Ever since their evolution, forests have been interacting with the Earth’s climate. Species diversity is particularly high in forests of stable moist tropical climates, but patterns of diversity differ among various taxa. Species richness typically implies high ecosystem resilience to ecosystem disturbances; many species are present to fill in newly created niches and facilitate regeneration. Species loss, on the other hand, often entails environmental degradation and erosion of essential ecosystem services. Until now species extinction rates have been highest on tropical islands which are characterized by a high degree of species endemism but comparatively low species richness (and therefore high vulnerability to invasive species). Deforestation and forest degradation in many countries has lead to forest fragmentation with similar effects on increasingly insularized and vulnerable forest habitat patches. If forest fragments are becoming too small to support important keystone species, further extinctions may occur in cascading ways, and the vegetation structure and composition may eventually collapse. Until now relatively few reported cases of species extinctions can be directly attributed to climate change. However, climate change in combination with habitat destruction, degradation, and fragmentation may lead to new waves of species extinctions in the near future as species are set on the move but are unable to reach cooler refuges due to altered, obstructing landscapes. To mitigate the future risks of extinctions as well as climate change, major efforts should be undertaken to protect intact large areas of forests and restore wildlife corridors. Carbon sequestration may be seen as just one of many other environmental services of forest biodiversity that deserve economic valuation as alternatives to conversion to often unsustainable agricultural uses.
Top1. Forests And Climates
The world’s climates and forests are intimately interlinked. Dense communities of tree species can only grow in environments with sufficient soil water. Where mean annual precipitation is less than about one meter, continuous forests are commonly replaced by smaller woody vegetation (e.g. scrub forests, dry thickets), grasslands (e.g. savannas, steppes) or deserts. In these dry regions tree stands and forests may only be found in topographic depressions where water accumulates and is stored well into the dry season, e.g. along river beds and in periodic floodplains (Whittaker, 1975). Likewise, primary productivity in forests is principally related to rainfall as well as temperature, ranging from averages of about 2200 g m-2 yr-1 in lush tropical rainforests (trees of more than 30 m height and mean woody biomass of around 45 kg m-2) to 800 g m-2 yr-1 in the northern taiga forests (stunted trees of less than 15 m height and woody biomass of around 20 kg m-2; Gurevitch et al., 2006). Seasonal weather patterns also influence tree physiology and determine the distribution of forest biomes, e.g. temperate deciduous forests occur in regions characterized by cold winters, whereas dry deciduous forests are widespread in parts of South and Southeast Asia that are influenced by the monsoon. The growing season of these vast deciduous northern forests is reflected as a small seasonal decrease in atmospheric carbon dioxide measured at weather stations around the northern hemisphere.

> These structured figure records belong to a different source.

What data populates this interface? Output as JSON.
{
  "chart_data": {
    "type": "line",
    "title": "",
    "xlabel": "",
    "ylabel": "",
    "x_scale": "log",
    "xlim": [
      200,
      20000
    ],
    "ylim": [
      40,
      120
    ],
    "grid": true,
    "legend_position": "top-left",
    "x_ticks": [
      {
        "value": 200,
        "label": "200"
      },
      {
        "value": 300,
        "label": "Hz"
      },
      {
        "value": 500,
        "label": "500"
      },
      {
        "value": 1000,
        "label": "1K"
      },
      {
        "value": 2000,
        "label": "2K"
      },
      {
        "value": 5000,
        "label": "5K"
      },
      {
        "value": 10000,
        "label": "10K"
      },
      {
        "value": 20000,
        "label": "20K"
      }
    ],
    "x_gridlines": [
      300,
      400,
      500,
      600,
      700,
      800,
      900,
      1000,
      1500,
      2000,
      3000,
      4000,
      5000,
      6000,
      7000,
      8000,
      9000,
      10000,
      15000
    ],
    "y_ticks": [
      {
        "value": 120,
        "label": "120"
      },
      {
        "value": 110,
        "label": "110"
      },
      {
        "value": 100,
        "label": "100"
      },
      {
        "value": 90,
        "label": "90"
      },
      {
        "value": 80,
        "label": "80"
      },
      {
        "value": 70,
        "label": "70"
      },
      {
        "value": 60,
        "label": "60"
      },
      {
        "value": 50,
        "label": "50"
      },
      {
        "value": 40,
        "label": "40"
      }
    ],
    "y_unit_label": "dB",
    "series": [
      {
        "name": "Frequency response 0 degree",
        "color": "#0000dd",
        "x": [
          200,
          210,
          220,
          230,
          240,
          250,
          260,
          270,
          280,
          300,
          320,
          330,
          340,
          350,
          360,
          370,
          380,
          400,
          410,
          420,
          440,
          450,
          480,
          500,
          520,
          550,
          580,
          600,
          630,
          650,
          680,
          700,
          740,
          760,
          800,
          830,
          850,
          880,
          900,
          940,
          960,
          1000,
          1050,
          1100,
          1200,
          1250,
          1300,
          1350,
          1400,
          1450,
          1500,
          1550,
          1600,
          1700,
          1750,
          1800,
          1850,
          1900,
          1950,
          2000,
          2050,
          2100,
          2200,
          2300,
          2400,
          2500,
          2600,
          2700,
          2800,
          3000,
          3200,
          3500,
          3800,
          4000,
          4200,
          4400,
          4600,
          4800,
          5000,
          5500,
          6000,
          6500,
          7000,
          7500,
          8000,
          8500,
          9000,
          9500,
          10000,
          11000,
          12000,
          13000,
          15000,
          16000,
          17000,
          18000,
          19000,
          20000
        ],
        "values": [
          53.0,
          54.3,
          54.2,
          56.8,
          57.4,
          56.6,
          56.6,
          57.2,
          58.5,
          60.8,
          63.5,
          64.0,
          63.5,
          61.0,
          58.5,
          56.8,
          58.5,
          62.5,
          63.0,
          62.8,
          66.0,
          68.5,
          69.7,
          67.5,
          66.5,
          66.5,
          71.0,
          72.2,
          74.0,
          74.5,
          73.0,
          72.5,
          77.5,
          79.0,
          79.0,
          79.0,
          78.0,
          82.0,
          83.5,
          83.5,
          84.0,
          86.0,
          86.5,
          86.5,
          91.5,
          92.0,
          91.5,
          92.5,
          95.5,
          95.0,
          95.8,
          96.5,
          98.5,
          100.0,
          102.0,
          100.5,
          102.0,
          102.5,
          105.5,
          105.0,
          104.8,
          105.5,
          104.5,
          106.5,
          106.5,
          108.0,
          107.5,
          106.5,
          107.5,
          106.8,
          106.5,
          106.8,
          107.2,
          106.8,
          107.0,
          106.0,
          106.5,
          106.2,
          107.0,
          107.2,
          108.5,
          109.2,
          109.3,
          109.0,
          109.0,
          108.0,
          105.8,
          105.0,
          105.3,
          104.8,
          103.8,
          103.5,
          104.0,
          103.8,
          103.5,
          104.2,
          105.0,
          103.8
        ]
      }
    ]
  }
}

Ever since their evolution, forests have been influencing the gas composition in the atmosphere, which in turn influenced temperatures and weather patterns on planet Earth (Zachos et al., 2001, Sigman & Boyle, 2000). The accumulation of oxygen in the atmosphere and the absorption of carbon dioxide into the biosphere and earth crust began with the evolution of photosynthesis in algae around 3500 million years ago. After the ‘great oxygenation event’ around 2400 million years ago plants began to spread and diversify on land (Anbar et al., 2007, Dole, 1965). Carbon sequestration further increased when woody vascular plants started reaching for the sun in the middle Devonian (ca. 385 million years ago), and during the Carboniferous (ca. 359 million years ago) biomass accumulation reached a first climax in tropical peat swamp forests of Pangaea, which lead to the formation of large coal deposits (Ghazoul & Sheil, 2010).
Forests are still sequestering carbon at significant rates which can offset emissions from deforestation to some degree (Lewis et al., 2009; Bunker et al., 2005). South East Asian peat soils up to >20 m deep constitute probably the largest carbon stores of any living ecosystem (Phillips, 1998). Poor drainage, permanent waterlogging, high rainfall and substrate acidification are conditions in which plant materials accumulate faster than they decay (Brady, 1997). The average rate of carbon accumulation in pristine peat swamps in Indonesia has been estimated at 0.8-1.9 t ha-1 y-1 (Immirzi & Maltby in Rieley et al., 1997), respectively 0.4-1.1 t ha-1 y-1 (Sorensen, 1993). South East Asian peat soils developed in coastal floodplains as early as 30’000 BP (Whitten et al., 1997; Page et al., 2004). On average these swamp forests may comprise about 200 t C ha-1 in the standing tree biomass and more than 2500 t C ha-1 in the peat soil (typical median depth of 5 m); this is about nine times as much carbon as is stored in tropical rainforest standing on mineral soils (Diemont et al., 1997).